Let’s consider the case of the United Nations. In theory, this organisation can establish incentives to prevent unnecessary conflicts between states, but when it has attempted to restrict the behaviour of great powers, it has, in most cases, failed. For instance, Russia and the United States have been able to intervene militarily abroad without the United Nations being able to do much. Something similar happens within the European Union.
For a period, European elites perceived the EU as a project that eventually could be above the states which make it up, developing in this way a stronger sense of identity than loyalty to the nation-state. But nowadays the EU is going through a major crisis because national populations have rejected this vision; Brexit provides a clear example of this. Thus, in order to be successful, supporters of international collaboration should be more realistic regarding the goals that global and regional organisations (and multilateralism in general) can achieve.
One way of being realistic is to promote forums such as the G20. Unlike the organisations that were created after the Second World War, the G20 does not need a central bureaucracy and does not demand that states give away their sovereignty. This makes it compatible with the wishes of the conservative and realist leaders that prevail today.

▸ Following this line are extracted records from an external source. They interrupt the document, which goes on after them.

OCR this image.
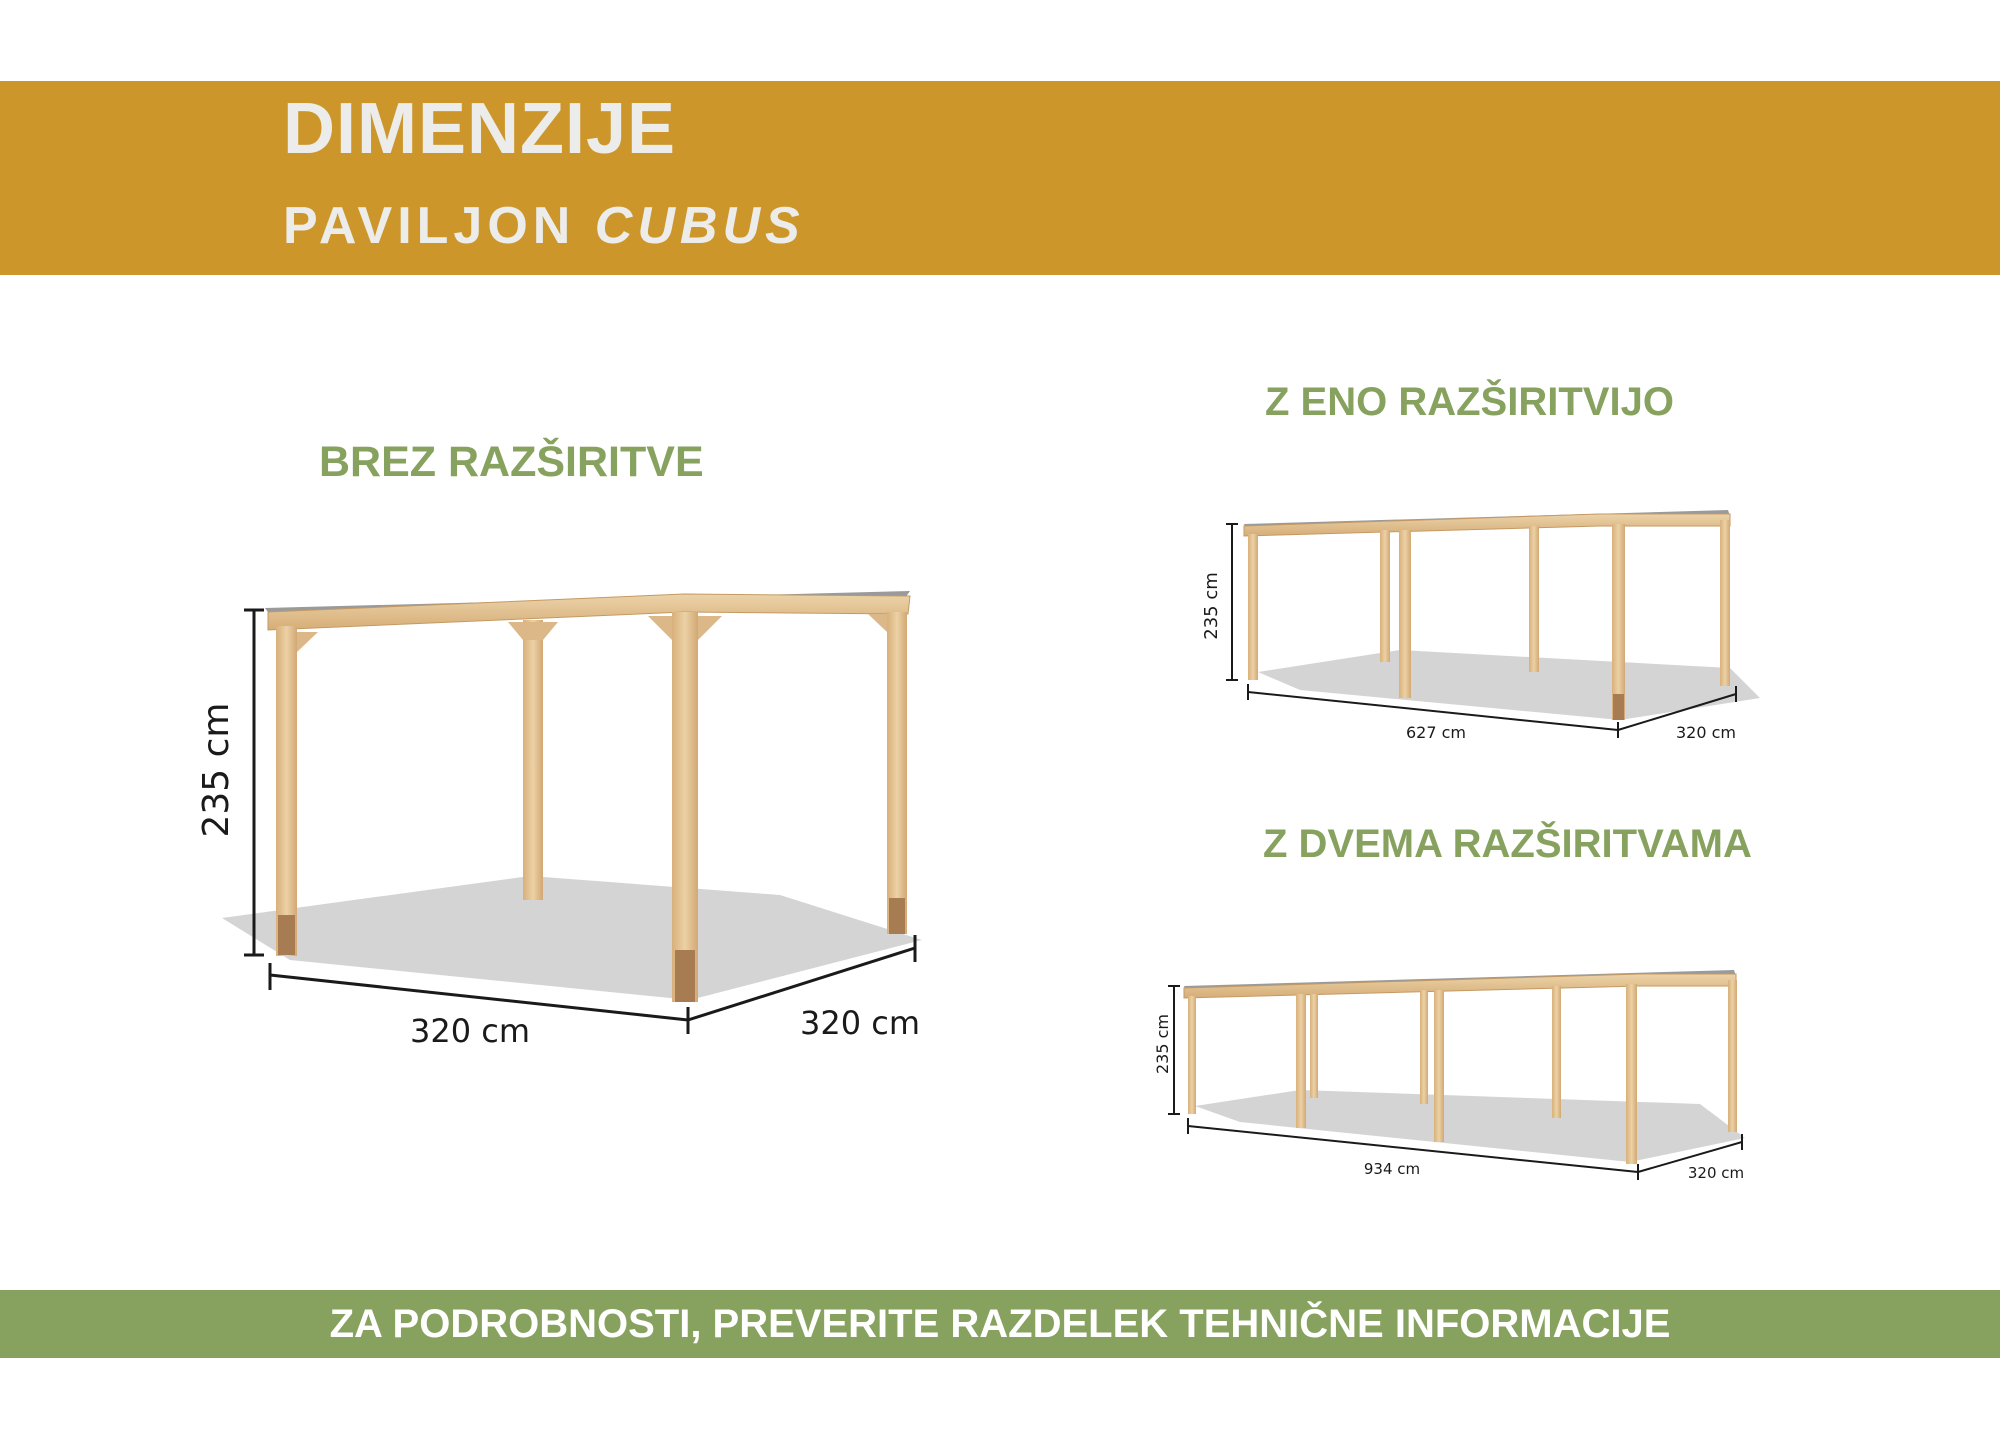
DIMENZIJE
PAVILJON CUBUS
BREZ RAZŠIRITVE
Z ENO RAZŠIRITVIJO
Z DVEMA RAZŠIRITVAMA
235 cm
320 cm	320 cm
235 cm
627 cm	320 cm
235 cm
934 cm	320 cm
ZA PODROBNOSTI, PREVERITE RAZDELEK TEHNIČNE INFORMACIJE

In fact, the international order that seems to be emerging today has more in common with the conservative order that existed in Europe from the defeat of Napoleon to the beginning of the First World War than with the liberal one. More conservative at home and more realistic abroad, governments may be returning to a system in which leaders regularly met to coordinate their actions. The result was the Metternich era, one of the most peaceful and stable periods in the history of international relations. Nowadays, the G20 reflects this understating of world politics probably better than any other organisation.
But there are some obvious differences between what happened during the 19th century and our current situation. For instance, international politics and economics have become more complex. We face threats such as global warming, nuclear proliferation and the necessity to coordinate monetary, trade and fiscal policies. This is one of the reasons why institutions such as the United Nations and the World Trade Organisation, although less influential than in the past, still have a relevant role to play.
Another way we can support multilateralism is by strengthening regional alliances. In fact, these relationships serve as the main pillar upon which regional organisations rest.
In the years to come, alliances and organisations may be able to avoid the kind of regional tensions that can lead to global disputes. A successful example of this kind of association is the alliance reached by Brazil and Argentina at the end of the 1970s, a development that brought not only peace and stability to South America but permitted the creation of Mercosur – a regional customs union. However, this scenario could come to an end if one of these states decides to side with Beijing and the other one with Washington, becoming proxies in their fight. To avoid this, Buenos Aires and Brasilia (and other regional powers) should start coordinating their foreign policies.
To conclude, the fact that the liberal order may be coming to an end does not mean we should not aspire to live in a rules-based system that permits both small and medium-sized countries to promote their interests. A diplomatic coalition among these nations, with the ultimate goal of promoting multilateralism, should thus be welcomed.